In Asia Pacific, BNP Paribas is one of the best-positioned international financial institutions with an uninterrupted presence since 1860. Currently with over 17,000 employees* and a presence in 13 markets, BNP Paribas provides corporates, institutional and private investors with product and service solutions tailored to their specific needs. It offers a wide range of financial services covering corporate & institutional banking, wealth management, asset management, insurance, as well as retail banking and consumer financing through strategic partnerships.
Worldwide, BNP Paribas has a presence in 73 markets with more than 196,000 employees. It has key positions in its three main activities: Domestic Markets and International Financial Services (whose retail-banking networks and financial services are covered by Retail Banking & Services) and Corporate & Institutional Banking, which serves two client franchises: corporate clients and institutional investors. Asia Pacific is a key strategic region for BNP Paribas and it continues to develop its franchise in the region.
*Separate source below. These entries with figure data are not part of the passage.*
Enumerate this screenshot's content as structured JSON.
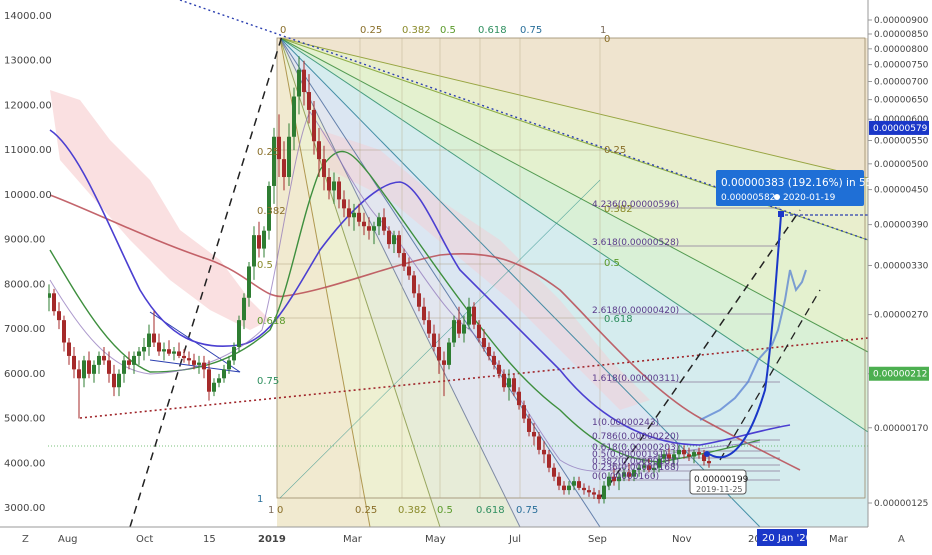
{
  "chart_data": {
    "type": "line",
    "title": "",
    "xlabel": "",
    "ylabel": "",
    "left_axis": {
      "ylim": [
        2700,
        14300
      ],
      "ticks": [
        "14000.00",
        "13000.00",
        "12000.00",
        "11000.00",
        "10000.00",
        "9000.00",
        "8000.00",
        "7000.00",
        "6000.00",
        "5000.00",
        "4000.00",
        "3000.00"
      ]
    },
    "right_axis": {
      "scale": "log",
      "ylim": [
        1.12e-06,
        9.3e-06
      ],
      "ticks": [
        "0.00000900",
        "0.00000850",
        "0.00000800",
        "0.00000750",
        "0.00000700",
        "0.00000650",
        "0.00000600",
        "0.00000550",
        "0.00000500",
        "0.00000450",
        "0.00000390",
        "0.00000330",
        "0.00000270",
        "0.00000212",
        "0.00000170",
        "0.00000125"
      ],
      "price_label": "0.00000579",
      "current_label": "0.00000212"
    },
    "x_ticks": [
      "Aug",
      "Oct",
      "15",
      "2019",
      "Mar",
      "May",
      "Jul",
      "Sep",
      "Nov",
      "20",
      "Mar"
    ],
    "x_highlight": "20 Jan '20",
    "fib_top_labels": [
      "0",
      "0.25",
      "0.382",
      "0.5",
      "0.618",
      "0.75",
      "1"
    ],
    "fib_bottom_labels": [
      "0",
      "0.25",
      "0.382",
      "0.5",
      "0.618",
      "0.75",
      "1"
    ],
    "fib_right_labels": [
      "0",
      "0.25",
      "0.382",
      "0.5",
      "0.618"
    ],
    "fib_left_labels": [
      "0.25",
      "0.382",
      "0.5",
      "0.618",
      "0.75",
      "1"
    ],
    "fib_ext_labels": [
      "4.236(0.00000596)",
      "3.618(0.00000528)",
      "2.618(0.00000420)",
      "1.618(0.00000311)",
      "1(0.00000243)",
      "0.786(0.00000220)",
      "0.618(0.00000203)",
      "0.5(0.00000191)",
      "0.382(0.00000181)",
      "0.236(0.00000168)",
      "0(0.00000160)"
    ],
    "measure_label": {
      "line1": "0.00000383 (192.16%) in 55d",
      "line2": "0.00000582",
      "line3": "2020-01-19"
    },
    "low_label": {
      "value": "0.00000199",
      "date": "2019-11-25"
    },
    "candles": [
      [
        44,
        7900,
        7950,
        7600,
        7700
      ],
      [
        49,
        7700,
        8000,
        7400,
        7800
      ],
      [
        54,
        7800,
        7900,
        7300,
        7400
      ],
      [
        59,
        7400,
        7600,
        7000,
        7200
      ],
      [
        64,
        7200,
        7300,
        6500,
        6700
      ],
      [
        69,
        6700,
        6800,
        6200,
        6400
      ],
      [
        74,
        6400,
        6600,
        5900,
        6100
      ],
      [
        79,
        6100,
        6300,
        5000,
        5900
      ],
      [
        84,
        5900,
        6400,
        5700,
        6300
      ],
      [
        89,
        6300,
        6500,
        5900,
        6000
      ],
      [
        94,
        6000,
        6300,
        5800,
        6200
      ],
      [
        99,
        6200,
        6500,
        6000,
        6400
      ],
      [
        104,
        6400,
        6600,
        6200,
        6300
      ],
      [
        109,
        6300,
        6500,
        5800,
        6000
      ],
      [
        114,
        6000,
        6200,
        5500,
        5700
      ],
      [
        119,
        5700,
        6100,
        5500,
        6000
      ],
      [
        124,
        6000,
        6400,
        5800,
        6300
      ],
      [
        129,
        6300,
        6500,
        6100,
        6200
      ],
      [
        134,
        6200,
        6500,
        6000,
        6400
      ],
      [
        139,
        6400,
        6600,
        6200,
        6500
      ],
      [
        144,
        6500,
        6800,
        6300,
        6600
      ],
      [
        149,
        6600,
        7100,
        6400,
        6900
      ],
      [
        154,
        6900,
        7400,
        6600,
        6700
      ],
      [
        159,
        6700,
        6900,
        6400,
        6500
      ],
      [
        164,
        6500,
        6700,
        6300,
        6550
      ],
      [
        169,
        6550,
        6750,
        6400,
        6450
      ],
      [
        174,
        6450,
        6600,
        6300,
        6500
      ],
      [
        179,
        6500,
        6700,
        6350,
        6400
      ],
      [
        184,
        6400,
        6550,
        6250,
        6350
      ],
      [
        189,
        6350,
        6500,
        6200,
        6300
      ],
      [
        194,
        6300,
        6450,
        6100,
        6200
      ],
      [
        199,
        6200,
        6400,
        6000,
        6250
      ],
      [
        204,
        6250,
        6400,
        5900,
        6100
      ],
      [
        209,
        6100,
        6300,
        5400,
        5600
      ],
      [
        214,
        5600,
        5900,
        5500,
        5800
      ],
      [
        219,
        5800,
        6000,
        5700,
        5900
      ],
      [
        224,
        5900,
        6200,
        5800,
        6100
      ],
      [
        229,
        6100,
        6400,
        6000,
        6300
      ],
      [
        234,
        6300,
        6700,
        6200,
        6600
      ],
      [
        239,
        6600,
        7300,
        6500,
        7200
      ],
      [
        244,
        7200,
        7800,
        7000,
        7700
      ],
      [
        249,
        7700,
        8500,
        7500,
        8400
      ],
      [
        254,
        8400,
        9300,
        8100,
        9100
      ],
      [
        259,
        9100,
        9400,
        8600,
        8800
      ],
      [
        264,
        8800,
        9300,
        8600,
        9200
      ],
      [
        269,
        9200,
        10300,
        9000,
        10200
      ],
      [
        274,
        10200,
        11500,
        9800,
        11300
      ],
      [
        279,
        11300,
        11800,
        10400,
        10800
      ],
      [
        284,
        10800,
        11200,
        10100,
        10400
      ],
      [
        289,
        10400,
        11600,
        10200,
        11300
      ],
      [
        294,
        11300,
        12400,
        11000,
        12200
      ],
      [
        299,
        12200,
        13100,
        11800,
        12800
      ],
      [
        304,
        12800,
        13000,
        12000,
        12300
      ],
      [
        309,
        12300,
        12700,
        11600,
        11900
      ],
      [
        314,
        11900,
        12100,
        10900,
        11200
      ],
      [
        319,
        11200,
        11500,
        10400,
        10800
      ],
      [
        324,
        10800,
        11100,
        10100,
        10400
      ],
      [
        329,
        10400,
        10600,
        9900,
        10100
      ],
      [
        334,
        10100,
        10500,
        9800,
        10300
      ],
      [
        339,
        10300,
        10400,
        9700,
        9900
      ],
      [
        344,
        9900,
        10100,
        9500,
        9700
      ],
      [
        349,
        9700,
        9900,
        9300,
        9500
      ],
      [
        354,
        9500,
        9800,
        9200,
        9600
      ],
      [
        359,
        9600,
        9800,
        9300,
        9400
      ],
      [
        364,
        9400,
        9600,
        9100,
        9300
      ],
      [
        369,
        9300,
        9500,
        9000,
        9200
      ],
      [
        374,
        9200,
        9400,
        8900,
        9300
      ],
      [
        379,
        9300,
        9600,
        9100,
        9500
      ],
      [
        384,
        9500,
        9700,
        9100,
        9200
      ],
      [
        389,
        9200,
        9300,
        8800,
        8900
      ],
      [
        394,
        8900,
        9200,
        8700,
        9100
      ],
      [
        399,
        9100,
        9200,
        8600,
        8700
      ],
      [
        404,
        8700,
        8800,
        8300,
        8400
      ],
      [
        409,
        8400,
        8600,
        8100,
        8200
      ],
      [
        414,
        8200,
        8300,
        7700,
        7800
      ],
      [
        419,
        7800,
        8000,
        7400,
        7500
      ],
      [
        424,
        7500,
        7700,
        7100,
        7200
      ],
      [
        429,
        7200,
        7400,
        6800,
        6900
      ],
      [
        434,
        6900,
        7100,
        6500,
        6600
      ],
      [
        439,
        6600,
        6900,
        6000,
        6300
      ],
      [
        444,
        6300,
        6500,
        5500,
        6200
      ],
      [
        449,
        6200,
        6800,
        6100,
        6700
      ],
      [
        454,
        6700,
        7300,
        6600,
        7200
      ],
      [
        459,
        7200,
        7500,
        6800,
        6900
      ],
      [
        464,
        6900,
        7300,
        6700,
        7100
      ],
      [
        469,
        7100,
        7700,
        7000,
        7500
      ],
      [
        474,
        7500,
        7600,
        7000,
        7100
      ],
      [
        479,
        7100,
        7200,
        6700,
        6800
      ],
      [
        484,
        6800,
        7000,
        6500,
        6600
      ],
      [
        489,
        6600,
        6700,
        6300,
        6400
      ],
      [
        494,
        6400,
        6500,
        6100,
        6200
      ],
      [
        499,
        6200,
        6300,
        5900,
        6000
      ],
      [
        504,
        6000,
        6100,
        5600,
        5700
      ],
      [
        509,
        5700,
        6100,
        5400,
        5900
      ],
      [
        514,
        5900,
        6000,
        5500,
        5600
      ],
      [
        519,
        5600,
        5700,
        5200,
        5300
      ],
      [
        524,
        5300,
        5400,
        4900,
        5000
      ],
      [
        529,
        5000,
        5100,
        4600,
        4700
      ],
      [
        534,
        4700,
        4900,
        4400,
        4600
      ],
      [
        539,
        4600,
        4700,
        4200,
        4300
      ],
      [
        544,
        4300,
        4500,
        4000,
        4200
      ],
      [
        549,
        4200,
        4300,
        3800,
        3900
      ],
      [
        554,
        3900,
        4000,
        3600,
        3700
      ],
      [
        559,
        3700,
        3800,
        3400,
        3500
      ],
      [
        564,
        3500,
        3600,
        3300,
        3400
      ],
      [
        569,
        3400,
        3600,
        3300,
        3500
      ],
      [
        574,
        3500,
        3700,
        3400,
        3600
      ],
      [
        579,
        3600,
        3700,
        3400,
        3450
      ],
      [
        584,
        3450,
        3550,
        3300,
        3400
      ],
      [
        589,
        3400,
        3500,
        3250,
        3350
      ],
      [
        594,
        3350,
        3450,
        3200,
        3300
      ],
      [
        599,
        3300,
        3400,
        3100,
        3200
      ],
      [
        604,
        3200,
        3600,
        3100,
        3500
      ],
      [
        609,
        3500,
        3800,
        3400,
        3700
      ],
      [
        614,
        3700,
        3900,
        3500,
        3600
      ],
      [
        619,
        3600,
        3800,
        3400,
        3700
      ],
      [
        624,
        3700,
        3900,
        3600,
        3800
      ],
      [
        629,
        3800,
        4000,
        3600,
        3700
      ],
      [
        634,
        3700,
        3900,
        3600,
        3850
      ],
      [
        639,
        3850,
        4000,
        3700,
        3900
      ],
      [
        644,
        3900,
        4100,
        3800,
        3950
      ],
      [
        649,
        3950,
        4100,
        3800,
        3850
      ],
      [
        654,
        3850,
        4000,
        3700,
        3900
      ],
      [
        659,
        3900,
        4200,
        3800,
        4100
      ],
      [
        664,
        4100,
        4300,
        4000,
        4200
      ],
      [
        669,
        4200,
        4400,
        4000,
        4100
      ],
      [
        674,
        4100,
        4300,
        3900,
        4200
      ],
      [
        679,
        4200,
        4400,
        4100,
        4300
      ],
      [
        684,
        4300,
        4400,
        4100,
        4200
      ],
      [
        689,
        4200,
        4350,
        4050,
        4150
      ],
      [
        694,
        4150,
        4300,
        4000,
        4250
      ],
      [
        699,
        4250,
        4350,
        4100,
        4200
      ],
      [
        704,
        4200,
        4300,
        3950,
        4050
      ],
      [
        709,
        4050,
        4200,
        3900,
        4000
      ]
    ]
  }
}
BNP Paribas offers you an exciting career in an international business environment that is fast-paced, diverse and focuses on creating high-value relationships with our clients. We offer competitive salary and benefits, as well as a working environment where you're valued as part of the team.
* excluding partnerships
Role is part of the Business Analytics team of BNPP Wealth Management Asia that uses analytics and statistical methods to uncover insights from data, to inform and guide business decisions.
Candidate will participate in all kinds of analytics initiatives, ranging from exploratory data analysis, building predictive models to delivering analytics insight reports to business users. He/she would be someone who is curious to find out why things work or don't work, what are real drivers or causes of results, and what kind of levers or practical measures can be used to influence change .
1. Deliver data analytics projects
• Carry out analytics activities at all stages of the data analytics life-cycle - understanding business needs, sourcing, cleansing and transforming data, conducting exploratory data analysis, developing and validating models and explaining analytics results, implications and proposals in business terms
• Engage stakeholders to understand business issues & opportunities, and formulating it in a manner that can be analysed and modelled
• Plan and track progress of analytics development activities
• Identify and obtain data relevant for the analysis, ensuring that proper data cleansing, transformation and aggregation rules are applied, explained and documented
• Apply appropriate tools – R, Python, Tableau, Business Objects, SQL – for data extraction, discovery, aggregation, statistical analysis and visualisation
• Translate analytics findings and insights into actionable business proposals and activities
• Prepare and present analytics findings and recommendations
2. Support ad-hoc analytics requests and regular reporting generation
• Engage stakeholders to understand business requirements
• Identify data needed to answer business questions, consult data and process owners to assess whether data is available, and if it is suitable for the task
• Use appropriate analytics tools to extract, cleanse, filter, aggregate and present data, with a focus on meeting business needs and quick turnaround
• Build and generate requested reports and dashboards, ensuring that delivery meets agreed timelines, insights are explained and analysis recommendations are actionable
3. Department Support
• Support department initiatives and
• Collaborate within BA team in joint analytics development, problem solving and issues resolution
• Support BA software application / tools enhancement / upgrade activities
• Cover BA team members' duties in their absence where needed
Technical & Behavioral Competencies
• Critical thinking skills – ability to use data to find answers to questions, to uncover and synthesize data, behaviours and outcome connections
• Data Visualisation skills – understanding of the science behind visualisation choices, and expertise in designing effective, high quality charts & visuals to present findings in a clear, concise way
• Excellent communication and presentation skills – ability to understand business problems, summarise expectations, explain analytical results and recommendations clearly in business terms
• Problem solving skills – ability to assess situations, verify facts, formulate and propose alternatives.
• Interpersonal skills – ability to interact with ease, collaborate with diverse teams, establish rapport and build trust.
Specific Qualifications (if required)
• 1-2 years hands-on experience implementing data analytics projects, or at the minimum, hands-on experience in one or more phases of the analytics life cycle.
• Bachelors or Master's degree in Data Science, Data Analytics or Applied Statistics
• Expert level competency in one or more of the following tools - R, Python, Tableau, Power BI, Business Objects and SQL.
• Proficiency in Microsoft Office and SharePoint collaboration tools.